A queda do muro, vista do desencanto
Realizou-se ontem na Praça de Touros do Campo Pequeno a cerimónia comemorativa da queda do muro, para onde foram mobilizadas largas fatias das massas populares, graças à colaboração do Clube Santa Aliança da Rua António Serpa, misturando os feijões verdes da antiga Legião com o piripiri vermelho dos antigos pioneiros. Cantou-se, então, emocionamente:
O meu chapéu tem 3 bicos
Tem três bicos o meu chapéu
Se não tivesse três bicos
O chapéu não era meu
Come a papa, Joana come a papa
Come a papa, Joana come a papa
Joana come a papa.
1, 2, 3
Uma colher de cada vez
4, 5, 6
Era uma história de reis
E outra colher de papa.
7, 8, 9
Ainda nada se resolve
10, 11, 12
À espera que a mosca pouse
E outra colher de papa
Ei-los obedientes, reverentes, dependentes, homens de uma só fileira sem porquê. Ei-los, os doutos adventícios, sempre seguidores do rolo compressor, quando os tempos que se avizinham trazem consigo as garras finas da vindicta. Ajoelhados, diante do falso altar, afiando as penas em pias de água benta, gorgulhando restos consagrados, vão, hipocritamente, genuflectindo em ódios e vinganças, com muitas benzeduras de colectivismos morais.
Não, não há direita nem esquerda, nem extremos, nem meio termo, há vencedores e vencidos e, quem vence, reparte o que ganha à custa do lombo de quem perde, nesse jogo de soma zero, onde a adição do mais um com o menos um a todos nos anula. Porque os donos do poder foram todos alunos do mesmo colégio do livro único, da mesma escola técnica de formação de esbirros, provinda dos sanbenitos.
Eis-me em solidão de revolta, sobre mim mesmo cerrado, sem conseguir conjugar a palavra esperança. Porque, nesses tempos vagos que se anunciam, a noite nem sequer nos pode dar espaço para um alento, porque tudo se atrasa e nos retarda e até as cordas da guitarra já não retesam. São as unhas do ódio que nos arreganham, onde os tambores feitos de nossa pele nos recordam que voltámos a ser escravos nas fileiras da ruína.
Já não sei dizer que novo dia nos traga a revolta, para que o vento possa semear sinais de liberdade. Preso na condenação estalinista, salazarenta, inquisitorial, sinto que me concedem viver desde que transporte a estrela do tolerado.
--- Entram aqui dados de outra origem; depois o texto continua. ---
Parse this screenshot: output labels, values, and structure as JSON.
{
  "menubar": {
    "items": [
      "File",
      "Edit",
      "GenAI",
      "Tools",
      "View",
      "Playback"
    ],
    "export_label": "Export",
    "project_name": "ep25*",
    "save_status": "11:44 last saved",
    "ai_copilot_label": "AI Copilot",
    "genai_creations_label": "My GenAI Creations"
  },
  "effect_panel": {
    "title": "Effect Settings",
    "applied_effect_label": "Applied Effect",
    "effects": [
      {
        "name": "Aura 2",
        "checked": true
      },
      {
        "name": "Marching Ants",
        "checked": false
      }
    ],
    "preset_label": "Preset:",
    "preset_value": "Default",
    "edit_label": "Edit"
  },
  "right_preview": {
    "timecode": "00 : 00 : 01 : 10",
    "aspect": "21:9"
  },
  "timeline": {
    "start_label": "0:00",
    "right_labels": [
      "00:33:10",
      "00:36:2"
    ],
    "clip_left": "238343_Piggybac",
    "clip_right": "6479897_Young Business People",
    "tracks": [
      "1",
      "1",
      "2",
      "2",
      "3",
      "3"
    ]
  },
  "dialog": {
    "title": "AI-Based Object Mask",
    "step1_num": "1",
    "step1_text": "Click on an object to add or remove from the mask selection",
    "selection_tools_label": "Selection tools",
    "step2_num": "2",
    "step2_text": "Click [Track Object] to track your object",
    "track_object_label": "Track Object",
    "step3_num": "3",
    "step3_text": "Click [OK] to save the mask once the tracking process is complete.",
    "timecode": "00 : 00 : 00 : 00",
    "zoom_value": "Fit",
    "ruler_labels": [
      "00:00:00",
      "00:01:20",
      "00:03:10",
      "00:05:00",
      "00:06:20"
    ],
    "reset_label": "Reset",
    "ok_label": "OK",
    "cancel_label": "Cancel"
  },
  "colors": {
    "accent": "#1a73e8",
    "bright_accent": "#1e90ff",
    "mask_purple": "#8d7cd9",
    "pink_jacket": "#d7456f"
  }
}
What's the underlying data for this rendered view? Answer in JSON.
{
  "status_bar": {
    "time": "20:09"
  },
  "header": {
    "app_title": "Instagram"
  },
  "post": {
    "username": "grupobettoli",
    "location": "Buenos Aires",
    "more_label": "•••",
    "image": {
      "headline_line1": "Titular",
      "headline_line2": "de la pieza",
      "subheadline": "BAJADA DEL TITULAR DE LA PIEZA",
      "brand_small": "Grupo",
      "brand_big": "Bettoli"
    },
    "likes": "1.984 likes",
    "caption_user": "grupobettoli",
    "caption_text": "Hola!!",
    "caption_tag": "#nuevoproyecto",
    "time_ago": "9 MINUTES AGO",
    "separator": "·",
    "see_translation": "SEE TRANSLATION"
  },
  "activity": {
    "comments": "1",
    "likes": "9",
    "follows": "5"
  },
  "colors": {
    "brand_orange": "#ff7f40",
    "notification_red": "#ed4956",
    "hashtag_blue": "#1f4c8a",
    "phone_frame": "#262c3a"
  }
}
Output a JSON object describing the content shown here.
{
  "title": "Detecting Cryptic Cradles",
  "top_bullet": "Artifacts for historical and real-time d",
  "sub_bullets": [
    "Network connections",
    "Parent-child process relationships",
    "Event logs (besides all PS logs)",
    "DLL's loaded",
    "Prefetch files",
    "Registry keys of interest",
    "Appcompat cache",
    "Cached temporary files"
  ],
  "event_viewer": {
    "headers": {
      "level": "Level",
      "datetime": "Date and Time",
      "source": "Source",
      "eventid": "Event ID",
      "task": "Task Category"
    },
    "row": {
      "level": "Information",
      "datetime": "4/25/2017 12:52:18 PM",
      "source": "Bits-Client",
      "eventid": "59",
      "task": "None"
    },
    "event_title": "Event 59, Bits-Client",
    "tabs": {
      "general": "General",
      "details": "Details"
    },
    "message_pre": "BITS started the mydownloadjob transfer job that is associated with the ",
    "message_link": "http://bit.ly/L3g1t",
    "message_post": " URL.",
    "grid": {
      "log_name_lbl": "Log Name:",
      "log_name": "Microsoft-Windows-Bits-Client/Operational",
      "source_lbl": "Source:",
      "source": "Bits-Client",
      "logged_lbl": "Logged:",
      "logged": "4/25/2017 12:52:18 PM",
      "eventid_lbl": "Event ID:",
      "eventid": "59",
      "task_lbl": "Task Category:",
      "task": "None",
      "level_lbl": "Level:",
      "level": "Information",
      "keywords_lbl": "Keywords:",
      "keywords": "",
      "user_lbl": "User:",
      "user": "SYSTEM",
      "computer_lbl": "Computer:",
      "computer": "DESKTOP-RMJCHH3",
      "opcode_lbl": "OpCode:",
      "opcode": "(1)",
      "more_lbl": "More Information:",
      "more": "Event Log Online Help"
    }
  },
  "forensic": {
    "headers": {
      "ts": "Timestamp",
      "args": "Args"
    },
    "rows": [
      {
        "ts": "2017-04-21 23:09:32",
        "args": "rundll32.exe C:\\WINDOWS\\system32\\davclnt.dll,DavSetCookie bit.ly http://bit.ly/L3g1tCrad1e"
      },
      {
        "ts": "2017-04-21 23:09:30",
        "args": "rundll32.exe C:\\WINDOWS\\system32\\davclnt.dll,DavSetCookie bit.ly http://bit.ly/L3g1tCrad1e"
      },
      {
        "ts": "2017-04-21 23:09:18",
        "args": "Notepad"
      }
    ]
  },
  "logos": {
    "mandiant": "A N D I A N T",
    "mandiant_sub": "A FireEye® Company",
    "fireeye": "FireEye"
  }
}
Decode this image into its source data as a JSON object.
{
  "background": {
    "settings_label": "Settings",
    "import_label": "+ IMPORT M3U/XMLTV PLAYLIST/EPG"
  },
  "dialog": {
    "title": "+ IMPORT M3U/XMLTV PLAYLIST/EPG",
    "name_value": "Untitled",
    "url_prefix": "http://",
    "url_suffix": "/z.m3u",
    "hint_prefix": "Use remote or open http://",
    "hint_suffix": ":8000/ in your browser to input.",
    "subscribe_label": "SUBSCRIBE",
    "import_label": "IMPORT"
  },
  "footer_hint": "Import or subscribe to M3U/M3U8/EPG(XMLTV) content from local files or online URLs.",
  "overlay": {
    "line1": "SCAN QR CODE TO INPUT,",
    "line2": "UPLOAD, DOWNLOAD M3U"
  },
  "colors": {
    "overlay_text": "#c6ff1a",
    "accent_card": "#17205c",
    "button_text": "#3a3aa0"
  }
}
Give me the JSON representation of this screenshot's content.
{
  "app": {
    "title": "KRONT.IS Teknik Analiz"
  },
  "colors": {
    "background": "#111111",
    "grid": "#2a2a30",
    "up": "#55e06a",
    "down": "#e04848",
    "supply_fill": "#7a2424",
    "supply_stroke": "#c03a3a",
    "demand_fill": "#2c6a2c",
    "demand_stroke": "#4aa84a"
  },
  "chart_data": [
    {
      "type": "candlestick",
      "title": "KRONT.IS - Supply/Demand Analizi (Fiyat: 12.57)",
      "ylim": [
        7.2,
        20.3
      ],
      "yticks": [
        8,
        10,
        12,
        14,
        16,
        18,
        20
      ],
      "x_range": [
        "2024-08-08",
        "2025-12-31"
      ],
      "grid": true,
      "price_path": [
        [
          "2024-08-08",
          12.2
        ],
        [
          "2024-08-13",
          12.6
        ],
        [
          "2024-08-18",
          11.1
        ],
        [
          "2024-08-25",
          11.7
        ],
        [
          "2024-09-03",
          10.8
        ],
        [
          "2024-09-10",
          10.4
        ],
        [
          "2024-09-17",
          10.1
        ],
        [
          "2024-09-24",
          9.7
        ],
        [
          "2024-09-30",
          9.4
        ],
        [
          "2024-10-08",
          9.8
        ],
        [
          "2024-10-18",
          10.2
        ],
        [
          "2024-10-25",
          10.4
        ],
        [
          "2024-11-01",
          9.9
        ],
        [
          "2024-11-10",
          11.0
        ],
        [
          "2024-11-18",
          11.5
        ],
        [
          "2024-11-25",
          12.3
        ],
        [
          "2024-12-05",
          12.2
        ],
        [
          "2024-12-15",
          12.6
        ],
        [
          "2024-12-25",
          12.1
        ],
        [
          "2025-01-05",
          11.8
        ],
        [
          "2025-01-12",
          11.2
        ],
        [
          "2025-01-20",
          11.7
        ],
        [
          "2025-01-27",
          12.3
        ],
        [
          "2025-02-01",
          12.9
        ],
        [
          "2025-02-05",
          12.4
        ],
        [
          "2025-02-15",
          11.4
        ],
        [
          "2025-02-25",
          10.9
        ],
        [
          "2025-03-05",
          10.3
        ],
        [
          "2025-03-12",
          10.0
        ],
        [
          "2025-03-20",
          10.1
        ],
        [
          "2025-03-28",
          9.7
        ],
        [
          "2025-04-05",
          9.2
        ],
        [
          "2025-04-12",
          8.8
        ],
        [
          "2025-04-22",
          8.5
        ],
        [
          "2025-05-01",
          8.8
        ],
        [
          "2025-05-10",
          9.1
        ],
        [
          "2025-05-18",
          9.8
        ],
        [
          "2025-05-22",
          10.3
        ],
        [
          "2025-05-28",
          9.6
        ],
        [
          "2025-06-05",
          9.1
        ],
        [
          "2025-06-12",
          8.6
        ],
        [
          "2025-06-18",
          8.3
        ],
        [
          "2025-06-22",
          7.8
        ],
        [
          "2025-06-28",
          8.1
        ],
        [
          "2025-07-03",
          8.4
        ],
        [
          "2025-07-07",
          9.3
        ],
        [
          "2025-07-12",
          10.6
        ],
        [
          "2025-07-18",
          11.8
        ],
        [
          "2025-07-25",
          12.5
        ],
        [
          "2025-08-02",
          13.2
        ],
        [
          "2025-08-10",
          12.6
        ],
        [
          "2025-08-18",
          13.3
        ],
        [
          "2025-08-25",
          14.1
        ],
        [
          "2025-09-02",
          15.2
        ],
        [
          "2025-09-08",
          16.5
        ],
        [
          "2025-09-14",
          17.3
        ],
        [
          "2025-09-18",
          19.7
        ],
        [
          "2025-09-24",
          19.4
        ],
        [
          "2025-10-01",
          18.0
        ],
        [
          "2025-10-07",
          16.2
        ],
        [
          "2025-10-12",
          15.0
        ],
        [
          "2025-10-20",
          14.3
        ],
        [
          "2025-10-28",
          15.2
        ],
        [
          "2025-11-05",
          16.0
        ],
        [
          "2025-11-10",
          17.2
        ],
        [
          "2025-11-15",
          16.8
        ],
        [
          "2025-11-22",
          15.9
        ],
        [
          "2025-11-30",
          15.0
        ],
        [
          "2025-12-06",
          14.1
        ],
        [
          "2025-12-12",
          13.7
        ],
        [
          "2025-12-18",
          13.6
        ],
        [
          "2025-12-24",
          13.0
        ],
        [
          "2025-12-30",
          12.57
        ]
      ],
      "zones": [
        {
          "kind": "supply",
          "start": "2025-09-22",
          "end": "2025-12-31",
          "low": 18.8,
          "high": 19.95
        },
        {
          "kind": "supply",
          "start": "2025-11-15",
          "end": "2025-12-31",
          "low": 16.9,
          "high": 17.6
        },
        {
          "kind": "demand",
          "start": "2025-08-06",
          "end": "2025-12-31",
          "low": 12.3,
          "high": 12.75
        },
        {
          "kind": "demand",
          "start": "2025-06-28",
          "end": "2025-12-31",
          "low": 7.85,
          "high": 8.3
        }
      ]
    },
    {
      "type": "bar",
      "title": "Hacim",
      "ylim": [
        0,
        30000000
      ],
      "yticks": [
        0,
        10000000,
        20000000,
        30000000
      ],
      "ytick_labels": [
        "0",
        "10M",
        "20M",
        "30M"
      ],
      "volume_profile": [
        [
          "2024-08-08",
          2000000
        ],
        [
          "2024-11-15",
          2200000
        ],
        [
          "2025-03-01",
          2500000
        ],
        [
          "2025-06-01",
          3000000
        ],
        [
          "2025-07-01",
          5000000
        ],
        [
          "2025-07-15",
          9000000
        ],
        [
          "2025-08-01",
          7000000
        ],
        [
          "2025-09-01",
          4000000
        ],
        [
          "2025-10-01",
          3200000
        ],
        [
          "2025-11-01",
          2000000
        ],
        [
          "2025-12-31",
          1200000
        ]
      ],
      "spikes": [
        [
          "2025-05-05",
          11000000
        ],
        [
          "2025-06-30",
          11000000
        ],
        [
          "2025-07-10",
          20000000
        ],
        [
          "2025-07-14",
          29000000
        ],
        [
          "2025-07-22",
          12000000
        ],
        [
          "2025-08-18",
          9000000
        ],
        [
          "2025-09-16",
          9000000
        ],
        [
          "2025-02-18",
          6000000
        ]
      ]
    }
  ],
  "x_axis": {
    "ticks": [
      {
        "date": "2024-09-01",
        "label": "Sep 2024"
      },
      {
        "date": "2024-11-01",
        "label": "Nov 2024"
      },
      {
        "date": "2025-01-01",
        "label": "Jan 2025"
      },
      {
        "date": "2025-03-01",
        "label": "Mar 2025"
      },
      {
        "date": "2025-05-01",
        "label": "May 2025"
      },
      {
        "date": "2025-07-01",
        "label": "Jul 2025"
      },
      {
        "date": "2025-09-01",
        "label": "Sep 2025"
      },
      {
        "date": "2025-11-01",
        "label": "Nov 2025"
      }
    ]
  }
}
Os pequenos ditadores das pequenas instituições continuam a amarfanhar o sonho, muitas gentes sem semente vão poluindo o prazer da criação, eles que não sabem o estampido de um filho que nasce, de uma árvore que se semeia, de um livro que nos sofre.
Senhores de garra adunca, gestores da vindicta, zés larés, mancos de mona, moncos de ventas, são omnipotentes de quintal fazendo macacadas em mukatas decepadas, corruptos, chéchés, muitos larés, enchendo de vento os falsos peitos das muchachas, fazendo brisa em cavernas de caveiras. Oh! donos da mentira, que tendes prazer nas diminuições de cabeça para os que não obedecem e recusam a unidimensionalidade de vossos arrotos.
Cópias de macacos predadores, oh! falsos fidalgos da doutoria bastarda, canalhas sem espinha, entre libações de geropiga, lampreia e água pé, sois os senhores, os novos donos desta gentalha sem sonho, desta multidão sem fé, ávida de nova procissão de vingadores, consagrados em pias de aguardente, para mascarem hóstias de rapé. Tudo gente de caduca compostura, almas de corsários, feitores de roças que já não há, cipaios de um qualquer "yes, minister" que sempre fez batota, massacrando a cubata e dando conferências perfumadas à imprensa da porcalhota.
Deitados na doce palha desta canalha, moendo nos vão matando e violando, tudo reduzindo à paz servil dos cemitérios dos falsos vivos.
Gente de ódios repetidos, gente que esgana, que se contrata, só porque teme gente que sonha e que recusa o chicote do sim senhor. O muro não caiu. Passou a vergonha no interior das sepulturas dos que se fingem vivos. Derrubemo-lo.